122 Sympathy

あ~、最近カラオケしてないな~。

俺はというと若い頃から熱唱型で口からマイクを離せと言われるほどだった。(最近はそれほどではないと思うのだが)

まだキー調整の機能などはなかったはずだからそのまま歌うと無理があるなと思い始めた頃、おとなしめに歌ってみた。すると、いつも厳しかった先輩が「その方がいいね」と評してくれた。

しばらく前、いつものバーで歌う時に何を心掛けているかとマスターに聞かれた。「いつも歌詞を伝えたいと思いながら歌っている」と答えた。

考えてみればそもそも歌を聴いているヤツはいるのかと思ってはいるんだが、それでも聴いているヤツに伝わればいい。共感してもらえればもっといい。ある歌をもとにそれこそ返歌ではないけれども何らかのレスポンスを含んだ歌を次に歌ってくれたらそりゃもうアガるだろうな。

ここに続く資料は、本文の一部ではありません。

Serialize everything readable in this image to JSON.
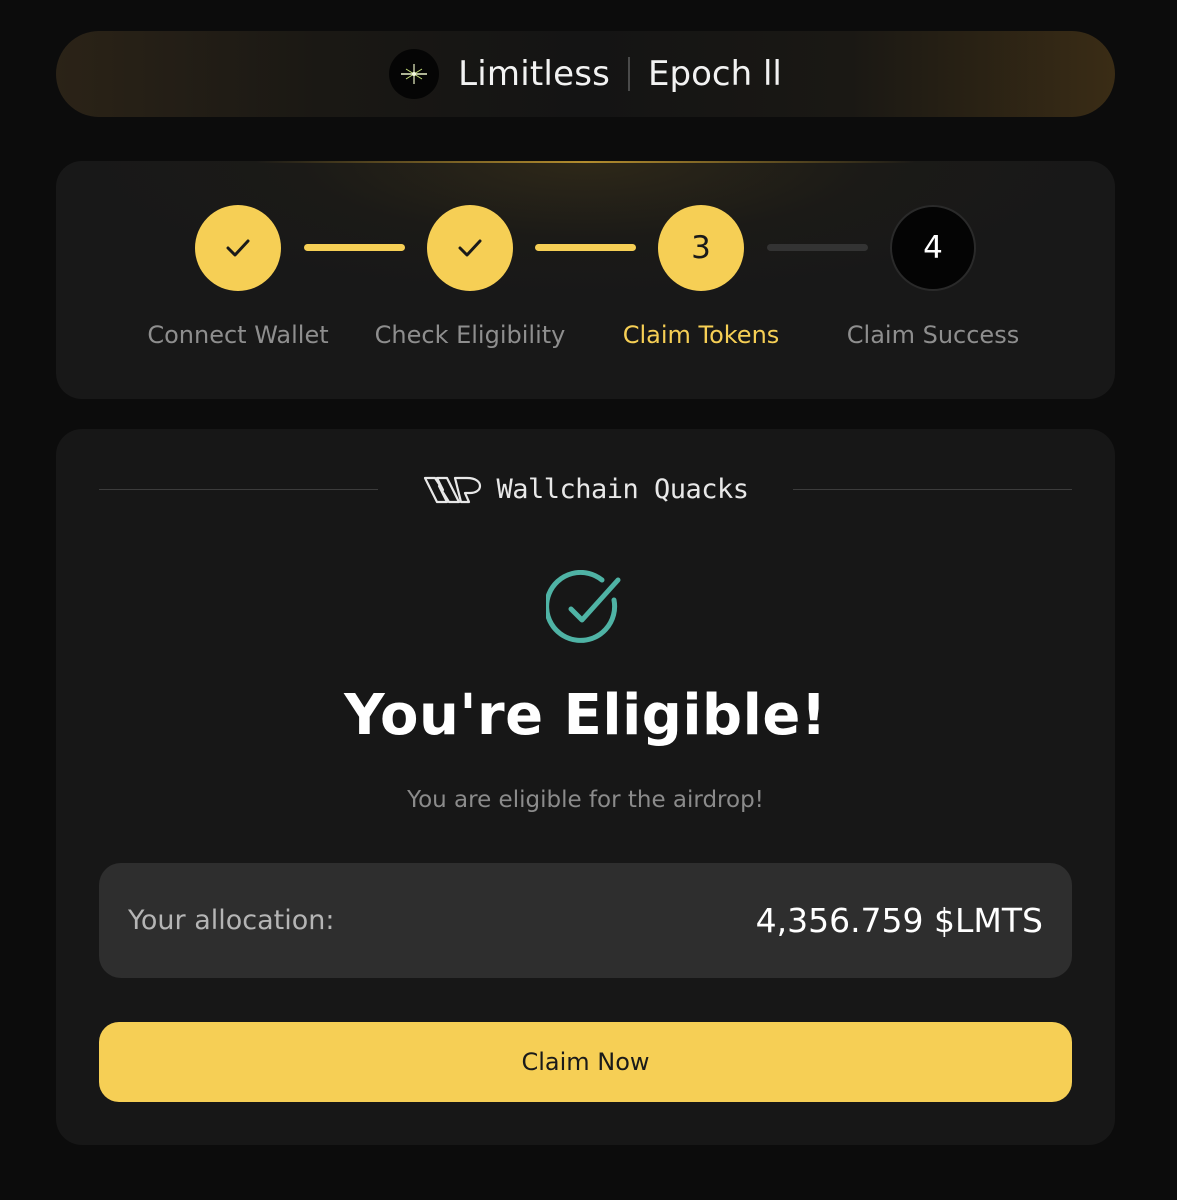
{
  "header": {
    "brand_name": "Limitless",
    "epoch_label": "Epoch ll"
  },
  "stepper": {
    "steps": [
      {
        "number": "1",
        "label": "Connect Wallet",
        "state": "done"
      },
      {
        "number": "2",
        "label": "Check Eligibility",
        "state": "done"
      },
      {
        "number": "3",
        "label": "Claim Tokens",
        "state": "active"
      },
      {
        "number": "4",
        "label": "Claim Success",
        "state": "pending"
      }
    ]
  },
  "main": {
    "partner_name": "Wallchain Quacks",
    "title": "You're Eligible!",
    "subtitle": "You are eligible for the airdrop!",
    "allocation_label": "Your allocation:",
    "allocation_value": "4,356.759 $LMTS",
    "claim_label": "Claim Now"
  },
  "icons": {
    "brand": "limitless-logo-icon",
    "step_done": "check-icon",
    "partner": "wallchain-logo-icon",
    "success": "check-circle-icon"
  },
  "colors": {
    "accent": "#f6cf55",
    "success": "#4fb3a5",
    "background": "#0c0c0c",
    "card": "#171717"
  }
}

だが先ほどの答えはある意味嘘でどうも抜けない癖がある。それは巧く歌おうとすること。普段おとなしめだ(った?)からそれが熱唱などして「お?!」となった遥か昔のことが忘れられないのかもしれない。

巧く歌おうとするよりも伝えようとすること。それを大事にしようと思い始めた今日この頃なのである。もちろん、聴いている人全員に、ではない。